Of the infinitely many lines that are tangent to the curve y = −6 sin x and pass through the origin, there is one that has the largest slope. Use Newton's method to find the slope of that line correct to six decimal places.
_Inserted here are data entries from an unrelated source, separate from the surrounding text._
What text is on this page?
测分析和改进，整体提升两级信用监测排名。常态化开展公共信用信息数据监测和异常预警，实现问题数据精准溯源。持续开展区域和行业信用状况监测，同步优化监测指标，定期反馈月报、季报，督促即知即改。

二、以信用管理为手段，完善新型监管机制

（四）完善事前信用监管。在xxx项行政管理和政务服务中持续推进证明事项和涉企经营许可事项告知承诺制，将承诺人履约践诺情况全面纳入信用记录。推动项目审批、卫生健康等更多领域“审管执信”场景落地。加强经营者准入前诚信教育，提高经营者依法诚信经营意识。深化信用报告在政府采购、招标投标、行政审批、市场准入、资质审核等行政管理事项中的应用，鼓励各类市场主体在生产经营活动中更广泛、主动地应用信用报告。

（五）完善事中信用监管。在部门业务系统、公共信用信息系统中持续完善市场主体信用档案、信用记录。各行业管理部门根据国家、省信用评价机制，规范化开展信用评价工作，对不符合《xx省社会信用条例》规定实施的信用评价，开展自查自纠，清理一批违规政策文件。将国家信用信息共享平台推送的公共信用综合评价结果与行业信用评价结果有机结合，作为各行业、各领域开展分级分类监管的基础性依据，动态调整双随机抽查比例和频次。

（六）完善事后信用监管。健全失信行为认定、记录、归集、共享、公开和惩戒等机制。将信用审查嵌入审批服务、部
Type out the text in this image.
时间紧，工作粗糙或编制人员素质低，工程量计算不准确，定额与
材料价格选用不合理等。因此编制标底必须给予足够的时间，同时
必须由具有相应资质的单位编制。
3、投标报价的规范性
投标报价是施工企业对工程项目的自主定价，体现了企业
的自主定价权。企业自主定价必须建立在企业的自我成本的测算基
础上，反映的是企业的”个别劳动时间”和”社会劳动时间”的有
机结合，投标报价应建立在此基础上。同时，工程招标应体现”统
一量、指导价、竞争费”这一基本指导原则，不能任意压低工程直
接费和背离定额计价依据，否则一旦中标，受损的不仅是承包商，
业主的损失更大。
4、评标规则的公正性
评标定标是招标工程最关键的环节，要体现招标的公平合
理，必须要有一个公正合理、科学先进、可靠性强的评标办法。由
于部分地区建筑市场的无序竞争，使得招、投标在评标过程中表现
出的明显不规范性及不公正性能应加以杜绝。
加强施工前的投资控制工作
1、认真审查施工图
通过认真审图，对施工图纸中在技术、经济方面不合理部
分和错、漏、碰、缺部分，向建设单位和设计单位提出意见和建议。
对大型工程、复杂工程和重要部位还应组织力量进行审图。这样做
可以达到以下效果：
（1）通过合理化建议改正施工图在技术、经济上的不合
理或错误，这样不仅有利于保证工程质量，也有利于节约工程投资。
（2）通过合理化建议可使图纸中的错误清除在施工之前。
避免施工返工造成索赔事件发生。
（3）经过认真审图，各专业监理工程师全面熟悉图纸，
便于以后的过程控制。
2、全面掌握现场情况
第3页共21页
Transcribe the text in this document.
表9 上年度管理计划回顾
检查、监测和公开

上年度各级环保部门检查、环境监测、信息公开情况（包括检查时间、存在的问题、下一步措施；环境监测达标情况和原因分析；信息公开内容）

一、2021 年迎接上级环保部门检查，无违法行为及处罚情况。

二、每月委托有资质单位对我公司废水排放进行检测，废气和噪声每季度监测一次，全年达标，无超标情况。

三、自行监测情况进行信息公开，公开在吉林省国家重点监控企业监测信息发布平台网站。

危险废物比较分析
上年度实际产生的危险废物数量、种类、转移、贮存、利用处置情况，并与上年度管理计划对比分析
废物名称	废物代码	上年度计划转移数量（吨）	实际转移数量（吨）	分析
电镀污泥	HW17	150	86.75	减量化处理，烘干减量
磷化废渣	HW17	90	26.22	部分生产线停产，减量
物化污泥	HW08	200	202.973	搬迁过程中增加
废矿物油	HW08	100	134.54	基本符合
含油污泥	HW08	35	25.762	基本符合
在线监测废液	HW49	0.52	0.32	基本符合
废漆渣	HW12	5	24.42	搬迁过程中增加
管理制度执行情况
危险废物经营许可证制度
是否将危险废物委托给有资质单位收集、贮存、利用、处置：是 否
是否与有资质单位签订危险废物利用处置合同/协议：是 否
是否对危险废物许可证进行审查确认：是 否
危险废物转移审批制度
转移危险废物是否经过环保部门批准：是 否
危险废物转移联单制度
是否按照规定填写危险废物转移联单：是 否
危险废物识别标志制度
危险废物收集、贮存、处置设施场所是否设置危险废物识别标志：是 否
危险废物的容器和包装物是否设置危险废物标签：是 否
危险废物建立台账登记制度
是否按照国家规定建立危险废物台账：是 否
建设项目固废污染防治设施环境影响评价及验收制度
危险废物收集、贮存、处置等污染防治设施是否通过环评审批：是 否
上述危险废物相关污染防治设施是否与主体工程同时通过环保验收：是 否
let the point of contact be (x,y)
or (x, -6sinx)
Then for a tangent,
slope = m = (-6sinx - 0)/(x-0) = -6sinx/x

m = (-6sinx - 0)/(x-0) = -6sinx/x

dm/dx = (x(-6cosx - (-6sinx))/x^2 , by quotient rule
= 0 for a max/min

-6xcosx + 6sinx = 0
xcosx - sinx = 0
xcosx = sinx
x = sinx/cosx
tanx = x

let y = tanx - x
y' = sec^2 x - 1

Newton's Method"
x2 = x1 - y/y'
= x1 - (tan x1 - x1)/(sec^2 x1 - 1)
according to my sketch, x is between π and 2π, so how about
x1 = 4.5
x2 = 4.4936...

x1 = 4.4936
x2 = 4.4934096

x1 = 4.4934096
x2 = 4.4934095
how about that???

so m = -6sinx/x = 1.303402

and the tangent equation would be y = 1.303402x

check with Wolfram:
http://www.wolframalpha.com/input/?i=plot+y+%3D+-6sinx+%2C+y+%3D+1.3034x+%2C+0+%3C+x+%3C+10

Now , how good is that?

btw:
http://www.wolframalpha.com/input/?i=tanx+%3D+x
look at the 3rd solution.
we came up with that solution, had our guess been close to one of the other solutions, our Newton's Method would have zeroed in on the one closest to our guess.